Trauma, the Subway, and the Voice (for M/E/A/N/I/N/G)

2011

 

http://writing.upenn.edu/epc/meaning/05/meaning-online-5.html#fischer

My friend, the artist Lucas Carlson, taught me how to use my voice.  He was brave. He fought with real demons and took his own life in 2007. Those were dark times.

We were all traumatized and competitive and silent in the early 2000’s when I attended Columbia for an MFA. We paid for access. The holy of holies of Chelsea was revealed to us as a magic pyramid that governed the art world which was to be our hunting ground. We were taught that the real game, the real art, was money and celebrity. Free-thinking was frowned upon as earnest or naïve.  We would use our intelligence strategically, to compete against each other and make it to the top.  A few students became millionaires or jet setters soon after leaving school. Most did not but thought they might soon. We weren’t very nice to each other and didn’t challenge the obviously fucked up system. Instead, we honored it.  The stakes were just too high.

As Kafka has shown, power is architectonic, but the walls are usually invisible. I have always seen these walls. Lucas taught me how to break through them by speaking out loud spells. One day on the 1 train heading downtown, he spoke out, like those crazy homeless people or the kids selling candy for their basketball teams. This is shocking, repugnant, possibly breaking ancient New York class regulations, but Lucas did it.  Annoyed by a subway ad, he ranted about the public education system to all who would listen. This started an underground conversation – an immediate unfreezing of the world, a herbal antidote to the poison of Late Capitalism and 9-11. We were free. I learned from Lucas that  honesty and bravery are an artist’s occupation.

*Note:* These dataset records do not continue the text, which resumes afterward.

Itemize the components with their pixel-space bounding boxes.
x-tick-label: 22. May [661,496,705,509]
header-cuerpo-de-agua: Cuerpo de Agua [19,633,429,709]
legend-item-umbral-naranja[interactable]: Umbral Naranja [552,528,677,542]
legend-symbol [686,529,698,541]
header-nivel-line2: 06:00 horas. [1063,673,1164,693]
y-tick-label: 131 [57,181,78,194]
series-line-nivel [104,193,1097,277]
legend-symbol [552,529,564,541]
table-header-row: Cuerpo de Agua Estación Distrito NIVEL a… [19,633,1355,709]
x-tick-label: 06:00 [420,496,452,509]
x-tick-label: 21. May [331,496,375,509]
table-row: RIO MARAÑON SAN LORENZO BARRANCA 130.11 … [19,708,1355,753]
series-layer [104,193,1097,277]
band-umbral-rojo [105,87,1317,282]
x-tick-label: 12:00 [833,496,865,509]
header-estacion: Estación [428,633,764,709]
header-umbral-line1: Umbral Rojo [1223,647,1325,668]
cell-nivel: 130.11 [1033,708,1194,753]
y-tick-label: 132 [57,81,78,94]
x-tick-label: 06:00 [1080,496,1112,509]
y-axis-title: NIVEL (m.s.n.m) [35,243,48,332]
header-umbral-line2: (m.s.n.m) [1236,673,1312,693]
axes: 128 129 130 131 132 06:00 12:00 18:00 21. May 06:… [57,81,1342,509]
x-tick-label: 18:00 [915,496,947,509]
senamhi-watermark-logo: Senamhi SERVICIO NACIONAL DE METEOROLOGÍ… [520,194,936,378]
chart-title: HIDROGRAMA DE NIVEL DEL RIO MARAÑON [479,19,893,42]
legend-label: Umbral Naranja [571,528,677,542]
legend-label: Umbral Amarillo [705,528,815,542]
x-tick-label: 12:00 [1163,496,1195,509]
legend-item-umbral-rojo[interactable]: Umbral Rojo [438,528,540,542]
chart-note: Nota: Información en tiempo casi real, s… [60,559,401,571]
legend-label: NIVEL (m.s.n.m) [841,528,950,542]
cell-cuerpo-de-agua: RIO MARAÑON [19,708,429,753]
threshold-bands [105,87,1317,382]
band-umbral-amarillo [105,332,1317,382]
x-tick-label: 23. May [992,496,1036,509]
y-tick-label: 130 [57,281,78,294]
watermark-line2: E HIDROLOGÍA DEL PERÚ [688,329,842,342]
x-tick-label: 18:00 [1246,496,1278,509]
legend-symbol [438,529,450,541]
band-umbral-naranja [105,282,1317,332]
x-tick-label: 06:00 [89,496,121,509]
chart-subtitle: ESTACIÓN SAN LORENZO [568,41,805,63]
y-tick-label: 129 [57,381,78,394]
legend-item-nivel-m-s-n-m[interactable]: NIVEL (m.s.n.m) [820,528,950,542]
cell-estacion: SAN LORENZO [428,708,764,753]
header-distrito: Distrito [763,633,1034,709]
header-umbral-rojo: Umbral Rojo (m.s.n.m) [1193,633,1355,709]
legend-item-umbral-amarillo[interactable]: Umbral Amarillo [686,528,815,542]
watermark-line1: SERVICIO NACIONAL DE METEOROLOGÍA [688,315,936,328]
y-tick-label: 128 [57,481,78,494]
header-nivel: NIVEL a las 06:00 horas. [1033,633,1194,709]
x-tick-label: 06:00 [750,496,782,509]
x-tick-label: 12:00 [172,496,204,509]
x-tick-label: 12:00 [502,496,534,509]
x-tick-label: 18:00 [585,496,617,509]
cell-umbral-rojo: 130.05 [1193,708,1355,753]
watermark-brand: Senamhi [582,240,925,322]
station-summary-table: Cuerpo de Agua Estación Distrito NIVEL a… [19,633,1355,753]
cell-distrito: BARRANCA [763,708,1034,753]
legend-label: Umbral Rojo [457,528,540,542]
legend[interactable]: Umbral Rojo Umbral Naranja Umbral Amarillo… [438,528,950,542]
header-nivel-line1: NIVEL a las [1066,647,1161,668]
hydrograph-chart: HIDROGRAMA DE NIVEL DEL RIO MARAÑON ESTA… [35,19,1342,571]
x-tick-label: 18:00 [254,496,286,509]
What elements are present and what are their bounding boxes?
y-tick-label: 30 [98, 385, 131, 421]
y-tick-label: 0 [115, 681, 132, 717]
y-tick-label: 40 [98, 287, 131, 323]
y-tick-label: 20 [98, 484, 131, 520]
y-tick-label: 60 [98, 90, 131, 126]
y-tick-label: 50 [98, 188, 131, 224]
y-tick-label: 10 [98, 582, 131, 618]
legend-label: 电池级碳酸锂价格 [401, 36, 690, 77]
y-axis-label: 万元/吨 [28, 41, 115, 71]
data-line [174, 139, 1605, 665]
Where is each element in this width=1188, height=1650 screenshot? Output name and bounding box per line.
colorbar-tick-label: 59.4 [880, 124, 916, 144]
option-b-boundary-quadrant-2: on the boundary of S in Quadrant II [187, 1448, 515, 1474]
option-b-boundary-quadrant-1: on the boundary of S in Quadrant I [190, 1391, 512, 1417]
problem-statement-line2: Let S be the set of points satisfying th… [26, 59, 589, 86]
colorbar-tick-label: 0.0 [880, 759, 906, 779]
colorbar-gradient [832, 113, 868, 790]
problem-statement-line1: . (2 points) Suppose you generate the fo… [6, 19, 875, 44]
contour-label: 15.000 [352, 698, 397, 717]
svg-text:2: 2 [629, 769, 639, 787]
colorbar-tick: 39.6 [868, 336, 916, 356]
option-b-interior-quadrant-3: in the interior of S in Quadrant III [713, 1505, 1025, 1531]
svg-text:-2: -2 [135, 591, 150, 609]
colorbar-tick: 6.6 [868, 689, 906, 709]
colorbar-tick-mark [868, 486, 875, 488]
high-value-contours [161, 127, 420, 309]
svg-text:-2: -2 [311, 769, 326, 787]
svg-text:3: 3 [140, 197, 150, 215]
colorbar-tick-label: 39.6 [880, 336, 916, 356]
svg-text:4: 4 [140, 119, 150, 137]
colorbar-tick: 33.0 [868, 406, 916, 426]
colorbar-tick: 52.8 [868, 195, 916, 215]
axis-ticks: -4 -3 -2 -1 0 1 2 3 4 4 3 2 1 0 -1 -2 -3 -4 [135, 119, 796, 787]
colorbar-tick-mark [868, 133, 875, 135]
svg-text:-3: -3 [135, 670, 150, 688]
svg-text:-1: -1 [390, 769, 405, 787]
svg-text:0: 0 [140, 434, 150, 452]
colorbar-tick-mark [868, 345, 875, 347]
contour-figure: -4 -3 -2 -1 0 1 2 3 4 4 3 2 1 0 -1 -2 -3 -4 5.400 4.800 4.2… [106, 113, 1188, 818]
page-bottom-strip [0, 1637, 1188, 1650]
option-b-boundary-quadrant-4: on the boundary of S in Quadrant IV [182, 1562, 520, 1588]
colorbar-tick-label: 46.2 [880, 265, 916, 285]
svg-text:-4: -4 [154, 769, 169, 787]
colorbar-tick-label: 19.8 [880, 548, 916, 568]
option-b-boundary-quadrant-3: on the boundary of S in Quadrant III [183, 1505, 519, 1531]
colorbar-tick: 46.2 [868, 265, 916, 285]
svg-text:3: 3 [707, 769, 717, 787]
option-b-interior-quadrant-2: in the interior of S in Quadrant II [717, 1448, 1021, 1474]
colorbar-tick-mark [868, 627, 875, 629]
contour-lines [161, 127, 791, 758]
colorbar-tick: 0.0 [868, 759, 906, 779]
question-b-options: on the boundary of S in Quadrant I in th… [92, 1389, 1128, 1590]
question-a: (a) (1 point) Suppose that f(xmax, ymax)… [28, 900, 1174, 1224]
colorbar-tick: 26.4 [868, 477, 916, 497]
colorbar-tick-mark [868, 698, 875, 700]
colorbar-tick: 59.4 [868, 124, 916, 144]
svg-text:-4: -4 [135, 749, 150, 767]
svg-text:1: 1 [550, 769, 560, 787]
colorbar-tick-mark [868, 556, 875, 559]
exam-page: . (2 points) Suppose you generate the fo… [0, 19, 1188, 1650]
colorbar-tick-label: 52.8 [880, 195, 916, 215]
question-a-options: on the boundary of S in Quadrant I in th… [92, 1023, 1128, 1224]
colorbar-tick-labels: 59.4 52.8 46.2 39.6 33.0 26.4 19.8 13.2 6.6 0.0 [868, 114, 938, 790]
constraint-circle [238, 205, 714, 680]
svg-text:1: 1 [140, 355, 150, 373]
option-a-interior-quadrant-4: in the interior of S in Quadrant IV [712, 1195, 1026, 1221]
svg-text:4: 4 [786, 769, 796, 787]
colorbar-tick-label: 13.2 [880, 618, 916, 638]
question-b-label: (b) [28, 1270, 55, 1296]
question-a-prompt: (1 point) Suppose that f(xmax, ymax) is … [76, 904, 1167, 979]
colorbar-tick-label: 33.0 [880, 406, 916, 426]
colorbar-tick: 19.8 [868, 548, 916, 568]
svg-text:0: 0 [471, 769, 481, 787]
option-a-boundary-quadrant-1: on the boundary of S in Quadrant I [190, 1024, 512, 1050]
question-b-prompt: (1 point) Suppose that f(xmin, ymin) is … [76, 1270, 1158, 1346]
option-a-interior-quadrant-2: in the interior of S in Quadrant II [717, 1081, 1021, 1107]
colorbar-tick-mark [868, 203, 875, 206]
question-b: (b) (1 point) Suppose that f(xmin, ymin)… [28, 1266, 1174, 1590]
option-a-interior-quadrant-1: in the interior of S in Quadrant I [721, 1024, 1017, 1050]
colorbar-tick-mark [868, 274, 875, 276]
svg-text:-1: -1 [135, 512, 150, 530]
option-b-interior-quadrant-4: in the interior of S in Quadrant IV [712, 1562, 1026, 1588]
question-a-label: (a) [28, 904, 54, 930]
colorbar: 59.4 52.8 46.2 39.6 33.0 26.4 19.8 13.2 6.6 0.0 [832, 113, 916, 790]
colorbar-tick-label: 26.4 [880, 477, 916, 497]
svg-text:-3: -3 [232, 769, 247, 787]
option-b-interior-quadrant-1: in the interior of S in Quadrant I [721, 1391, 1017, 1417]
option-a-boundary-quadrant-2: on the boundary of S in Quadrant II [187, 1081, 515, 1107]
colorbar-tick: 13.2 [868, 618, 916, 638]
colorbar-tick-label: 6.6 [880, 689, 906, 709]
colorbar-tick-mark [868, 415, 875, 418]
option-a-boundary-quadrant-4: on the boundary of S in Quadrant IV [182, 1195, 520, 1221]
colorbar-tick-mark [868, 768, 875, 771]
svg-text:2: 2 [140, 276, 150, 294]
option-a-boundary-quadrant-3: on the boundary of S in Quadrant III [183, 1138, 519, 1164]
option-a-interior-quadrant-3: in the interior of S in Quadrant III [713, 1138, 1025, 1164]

I wish that Lucas was here to be part of the Occupation of Wall Street- he would have loved it as I love it.  Because from the first time that Lucas showed me how to perform the wall-breaking speak out, I’ve had this seed in the back of mind and its been growing.  That’s how I arrived at Wall Street before the occupation. Three years after Obama’s government had continued every war and defended every banker The Aaron Burr Society and I initiated the “Summer of Change” on Wall Street. (www.summerofchang.net)  On June 21st 2011 we began offering $700 in US coins in a series of public numismatic rituals.  We showered coins and rhetoric upon the very stones of Wall Street across from the Stock Exchange- donning god-like coin masks. Tourists, workers, homeless people and children, picked up the coins, never investment bankers. But the bankers and traders did stand in the back and listen as we loudly and publically railed in presidential tones against the surreal economic crimes of our times. When the revolution really happened- a few days before the equinox, our voices were warmed up, we were ready!

The first day of Occupywallstreet, I was there in my coin-mask, shouting fragments of FDR rhetoric at the lone Russian TV station who showed up to cover the protests.

The next week, with the movement in full swing, the park fully occupied and more people coming all the time, it was time to begin occupying the subways. This meant talking out in car after car full of silent strangers. And they began talking to each other, as Lucas had managed in the dark days of 2007.  As I write this, many people are occupying subways from the outer corners of the megatrolpolis to the cores of Times Square and Union Square. We are spreading the message to wake up, speak out, and come together all over New York City, which has the same wealth disparity as Honduras.

This week we are going to occupy museums.  We will read out statements written by consensus to the effect that we can see through the shabby pyramid schemes of the MoMA and the Guggenheim and of course the Frick- that ongoing PR campaign for the “Worst CEO in American Hoistory.” Museum board members inflate the value of their collections through the same kind of shady deals that Wall Street traders are known for.  Their sense of ownership of the art historical cannon is an affront to art iself – we know it’s all about money now, nothing about art.  We’ll stand in front of so-called houses of high culture and recount how hundreds of thousands of artists have been silenced by a system of economic injustice for way too long- just as the American public has been silenced and trauma caused by the big banks.  We artists are finally learning to use our voice, and when I say artists I mean everybody.